NTT DATA is initially deploying Cursor Enterprise to priority engineering teams and plans to expand deployments as adoption scales globally. The company also plans to establish a Cursor Center of Excellence to help scale these capabilities across global practices and industries.
What Business Benefits Does This Approach Deliver?
Organizations rebuilding systems around AI are not simply upgrading technology; they are creating a foundation for long-term business growth. The benefits include higher operational efficiency through automation of repetitive tasks, faster decision-making enabled by real-time insights, improved scalability without proportional workforce increases, better customer experiences through personalization, and greater business agility to respond to market changes.
For NTT DATA's clients, this partnership translates into real-world results.
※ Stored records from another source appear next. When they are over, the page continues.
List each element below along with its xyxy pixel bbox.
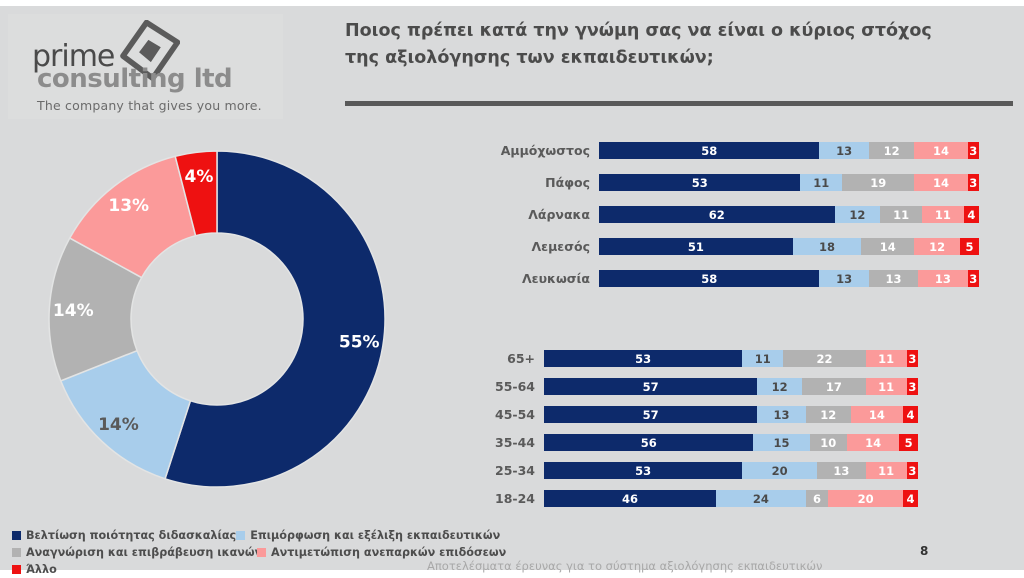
bar-segment: 58 <box>599 270 819 287</box>
bar-row: 35-44561510145 <box>480 434 918 451</box>
bar-segment: 3 <box>968 270 979 287</box>
bar-segment: 14 <box>847 434 899 451</box>
donut-chart-svg: 55%14%14%13%4% <box>25 134 425 514</box>
bar-row: Αμμόχωστος581312143 <box>480 142 979 159</box>
bar-segment: 13 <box>757 406 806 423</box>
bar-segment: 11 <box>880 206 922 223</box>
bar-track: 571217113 <box>544 378 918 395</box>
bar-segment: 15 <box>753 434 809 451</box>
bar-category-label: 45-54 <box>480 407 544 422</box>
bar-track: 531119143 <box>599 174 979 191</box>
donut-chart: 55%14%14%13%4% <box>25 134 425 514</box>
legend-swatch-icon <box>12 548 21 557</box>
page-number: 8 <box>920 544 928 558</box>
bar-segment: 57 <box>544 378 757 395</box>
donut-slice-label: 13% <box>108 196 149 216</box>
bar-track: 581313133 <box>599 270 979 287</box>
bar-row: Πάφος531119143 <box>480 174 979 191</box>
legend-swatch-icon <box>236 531 245 540</box>
bar-segment: 24 <box>716 490 806 507</box>
bar-segment: 58 <box>599 142 819 159</box>
bar-segment: 13 <box>817 462 866 479</box>
legend-label: Επιμόρφωση και εξέλιξη εκπαιδευτικών <box>250 529 500 542</box>
company-logo: prime consulting ltd The company that gi… <box>8 14 283 119</box>
bar-segment: 11 <box>866 350 907 367</box>
bar-track: 561510145 <box>544 434 918 451</box>
chart-legend: Βελτίωση ποιότητας διδασκαλίας Επιμόρφωσ… <box>12 527 482 578</box>
bar-category-label: Λευκωσία <box>480 271 599 286</box>
donut-slice-label: 14% <box>98 415 139 435</box>
bar-segment: 6 <box>806 490 828 507</box>
footer-note: Αποτελέσματα έρευνας για το σύστημα αξιο… <box>427 559 822 573</box>
bar-track: 571312144 <box>544 406 918 423</box>
bar-segment: 5 <box>960 238 979 255</box>
bar-segment: 11 <box>866 462 907 479</box>
bar-segment: 19 <box>842 174 914 191</box>
bar-segment: 12 <box>757 378 802 395</box>
legend-label: Αναγνώριση και επιβράβευση ικανών <box>26 546 262 559</box>
bar-chart-age-groups: 65+53112211355-6457121711345-54571312144… <box>480 350 918 518</box>
bar-segment: 22 <box>783 350 865 367</box>
bar-segment: 14 <box>914 142 967 159</box>
bar-segment: 62 <box>599 206 835 223</box>
bar-row: 18-2446246204 <box>480 490 918 507</box>
bar-segment: 14 <box>851 406 903 423</box>
bar-segment: 13 <box>819 270 868 287</box>
logo-tagline: The company that gives you more. <box>37 98 262 113</box>
bar-track: 511814125 <box>599 238 979 255</box>
bar-segment: 11 <box>922 206 964 223</box>
bar-row: Λευκωσία581313133 <box>480 270 979 287</box>
bar-chart-districts: Αμμόχωστος581312143Πάφος531119143Λάρνακα… <box>480 142 979 302</box>
bar-segment: 12 <box>869 142 915 159</box>
bar-category-label: 35-44 <box>480 435 544 450</box>
legend-item-1: Επιμόρφωση και εξέλιξη εκπαιδευτικών <box>236 529 500 542</box>
bar-category-label: 18-24 <box>480 491 544 506</box>
legend-swatch-icon <box>12 531 21 540</box>
bar-segment: 4 <box>903 490 918 507</box>
header-divider <box>345 101 1013 106</box>
bar-segment: 12 <box>806 406 851 423</box>
logo-word-consulting: consulting ltd <box>37 66 232 92</box>
bar-row: 65+531122113 <box>480 350 918 367</box>
bar-segment: 20 <box>828 490 903 507</box>
bar-segment: 12 <box>835 206 881 223</box>
bar-track: 46246204 <box>544 490 918 507</box>
bar-row: Λάρνακα621211114 <box>480 206 979 223</box>
legend-row: Βελτίωση ποιότητας διδασκαλίας Επιμόρφωσ… <box>12 527 482 544</box>
donut-slice-label: 14% <box>53 301 94 321</box>
bar-segment: 17 <box>802 378 866 395</box>
bar-category-label: 25-34 <box>480 463 544 478</box>
bar-row: 45-54571312144 <box>480 406 918 423</box>
bar-segment: 53 <box>544 350 742 367</box>
legend-label: Βελτίωση ποιότητας διδασκαλίας <box>26 529 236 542</box>
bar-segment: 13 <box>869 270 918 287</box>
legend-row: Αναγνώριση και επιβράβευση ικανών Αντιμε… <box>12 544 482 561</box>
bar-segment: 3 <box>907 350 918 367</box>
bar-segment: 20 <box>742 462 817 479</box>
bar-segment: 11 <box>866 378 907 395</box>
legend-label: Αντιμετώπιση ανεπαρκών επιδόσεων <box>271 546 506 559</box>
bar-segment: 51 <box>599 238 793 255</box>
slide-canvas: prime consulting ltd The company that gi… <box>0 0 1024 570</box>
bar-segment: 4 <box>964 206 979 223</box>
bar-segment: 53 <box>544 462 742 479</box>
bar-segment: 11 <box>742 350 783 367</box>
bar-segment: 56 <box>544 434 753 451</box>
bar-category-label: 65+ <box>480 351 544 366</box>
bar-category-label: Λάρνακα <box>480 207 599 222</box>
bar-segment: 13 <box>918 270 967 287</box>
bar-segment: 53 <box>599 174 800 191</box>
bar-segment: 5 <box>899 434 918 451</box>
donut-slice-label: 4% <box>185 167 214 187</box>
bar-row: Λεμεσός511814125 <box>480 238 979 255</box>
bar-segment: 57 <box>544 406 757 423</box>
legend-item-2: Αναγνώριση και επιβράβευση ικανών <box>12 546 257 559</box>
legend-item-3: Αντιμετώπιση ανεπαρκών επιδόσεων <box>257 546 506 559</box>
bar-track: 581312143 <box>599 142 979 159</box>
bar-track: 531122113 <box>544 350 918 367</box>
bar-category-label: Πάφος <box>480 175 599 190</box>
bar-segment: 12 <box>914 238 960 255</box>
bar-segment: 3 <box>968 142 979 159</box>
bar-segment: 10 <box>810 434 847 451</box>
donut-slice-label: 55% <box>339 333 380 353</box>
bar-row: 25-34532013113 <box>480 462 918 479</box>
bar-segment: 3 <box>907 378 918 395</box>
bar-category-label: Λεμεσός <box>480 239 599 254</box>
bar-segment: 11 <box>800 174 842 191</box>
bar-segment: 14 <box>861 238 914 255</box>
bar-track: 532013113 <box>544 462 918 479</box>
page-title: Ποιος πρέπει κατά την γνώμη σας να είναι… <box>345 18 965 72</box>
bar-segment: 3 <box>907 462 918 479</box>
bar-category-label: 55-64 <box>480 379 544 394</box>
bar-segment: 4 <box>903 406 918 423</box>
legend-swatch-icon <box>257 548 266 557</box>
bar-segment: 14 <box>914 174 967 191</box>
bar-category-label: Αμμόχωστος <box>480 143 599 158</box>
bar-segment: 3 <box>968 174 979 191</box>
bar-track: 621211114 <box>599 206 979 223</box>
bar-segment: 46 <box>544 490 716 507</box>
legend-item-0: Βελτίωση ποιότητας διδασκαλίας <box>12 529 236 542</box>
bar-row: 55-64571217113 <box>480 378 918 395</box>
bar-segment: 13 <box>819 142 868 159</box>
bar-segment: 18 <box>793 238 861 255</box>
By using AI agents in the engineering layer, the company can modernize legacy codebases faster, accelerate cloud and AI transformation initiatives, and drive greater consistency across delivery environments. Critically, this keeps modernization efforts aligned with enterprise-wide AI strategies, preventing the fragmentation that often occurs when different departments adopt AI independently.
"NTT DATA is putting AI at the core of how engineers modernize complex systems," said Jordan Topoleski, Chief Operating Officer at Cursor.
Jordan Topoleski, Chief Operating Officer, Cursor
The shift toward AI-first software development also has geographic implications. As enterprises worldwide accelerate this transformation, Vietnam is emerging as a strategic destination for AI development and software innovation. The country produces thousands of IT graduates annually and has attracted significant investment from global technology companies. Vietnam's AI market is projected to reach approximately $1.5 billion by 2030, supported by government initiatives and increasing investment in digital transformation.
The partnership between NTT DATA and Cursor represents more than a vendor relationship; it signals how enterprise AI is maturing. Rather than treating AI as a business tool that employees use, leading organizations are embedding AI into the systems and processes that build and maintain their entire technology infrastructure. This approach addresses a fundamental challenge: if AI is going to drive business transformation, it needs to be native to how software is designed, built, and operated at scale.